Да, этого писать не следовало. Потому что упреки его несправедливы. Не обоснованы строго проверенными, согласующимися фактами. Нельзя же считать таковыми единственный — пусть его личный — пример! Ведь такие профессора как Н. Я. Демьянов, Я. В. Самойлов, Н. С. Нестеров, Н. Н. Худяков, А. Ф. Фортунатов и особенно Д. Н. Прянишников, — это ученые самого высокого класса. Каждый из них создал свое направление в науке, воспитал сотни учеников. Вавилов и сам, видимо, понимал неосновательность своих упреков — потому и вставил столько оговорок.

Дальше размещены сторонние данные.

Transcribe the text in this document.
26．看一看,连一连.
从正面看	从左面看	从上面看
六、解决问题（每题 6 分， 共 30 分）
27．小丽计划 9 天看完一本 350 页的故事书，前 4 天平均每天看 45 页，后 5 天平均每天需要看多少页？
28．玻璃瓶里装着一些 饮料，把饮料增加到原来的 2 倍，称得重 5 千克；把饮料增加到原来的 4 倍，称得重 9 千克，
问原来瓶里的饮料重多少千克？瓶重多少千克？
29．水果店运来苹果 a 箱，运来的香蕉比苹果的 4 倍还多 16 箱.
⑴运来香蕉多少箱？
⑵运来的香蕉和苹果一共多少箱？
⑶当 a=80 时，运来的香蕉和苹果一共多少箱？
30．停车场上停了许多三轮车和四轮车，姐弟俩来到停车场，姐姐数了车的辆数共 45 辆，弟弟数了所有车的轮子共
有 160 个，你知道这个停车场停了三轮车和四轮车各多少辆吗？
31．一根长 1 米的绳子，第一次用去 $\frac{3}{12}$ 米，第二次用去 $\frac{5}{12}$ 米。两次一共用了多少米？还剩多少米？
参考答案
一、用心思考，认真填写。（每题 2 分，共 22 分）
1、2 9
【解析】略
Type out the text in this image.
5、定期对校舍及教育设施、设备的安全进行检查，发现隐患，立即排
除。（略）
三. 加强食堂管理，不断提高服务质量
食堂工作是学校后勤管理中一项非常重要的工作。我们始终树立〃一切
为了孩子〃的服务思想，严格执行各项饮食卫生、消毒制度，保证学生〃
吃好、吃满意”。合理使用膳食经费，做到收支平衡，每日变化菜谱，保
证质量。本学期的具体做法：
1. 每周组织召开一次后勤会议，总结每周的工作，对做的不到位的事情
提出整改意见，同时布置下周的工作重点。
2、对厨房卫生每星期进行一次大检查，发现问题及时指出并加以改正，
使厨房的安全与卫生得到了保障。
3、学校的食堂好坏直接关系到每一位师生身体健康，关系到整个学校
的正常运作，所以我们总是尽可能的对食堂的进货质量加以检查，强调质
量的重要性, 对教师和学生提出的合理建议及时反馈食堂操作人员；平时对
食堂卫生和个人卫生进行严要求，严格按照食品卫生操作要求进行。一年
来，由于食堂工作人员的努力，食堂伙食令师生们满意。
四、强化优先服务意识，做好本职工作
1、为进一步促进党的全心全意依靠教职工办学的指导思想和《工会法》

Через много лет Николай Иванович Вавилов скажет о Д. Н. Прянишникове, выступая перед аспирантами:
«Возьмите школу Прянишникова, возьмите практику работы студенчества, которой так правильно руководил Прянишников<…>. Его руководство признано самым лучшим, по нему учится все студенчество мира, он имел десятки студентов, он умел руководить, подводить к опытному делу, к вегетационному домику, и результаты этой работы, сама система дисциплинировала людей и заставляла людей чувствовать, что они науку творят»*.
Эти слова вызывают больше доверия. Они принадлежат не вчерашнему студенту, а ученому с мировым именем. И умудренному годами человеку.
Тогда же, в 1911-м, он был еще очень молод и потому прямолинеен в суждениях.
Но в этой прямолинейности есть и свои преимущества. Потому что она позволяет определить его собственный, пусть еще небогатый, опыт. Николая Вавилова не смог зажечь ни Худяков, ни Прянишников, ни кто-либо другой из профессоров Петровки.
Так, значит, студент Вавилов был создан из особо стойкого к воспламенению материала? Но откуда тогда взволнованная перепутанность тех же самых строк?! И откуда слова одного наблюдавшего за ним профессора: «Впервые вижу, чтобы науку делали с пеной у рта»?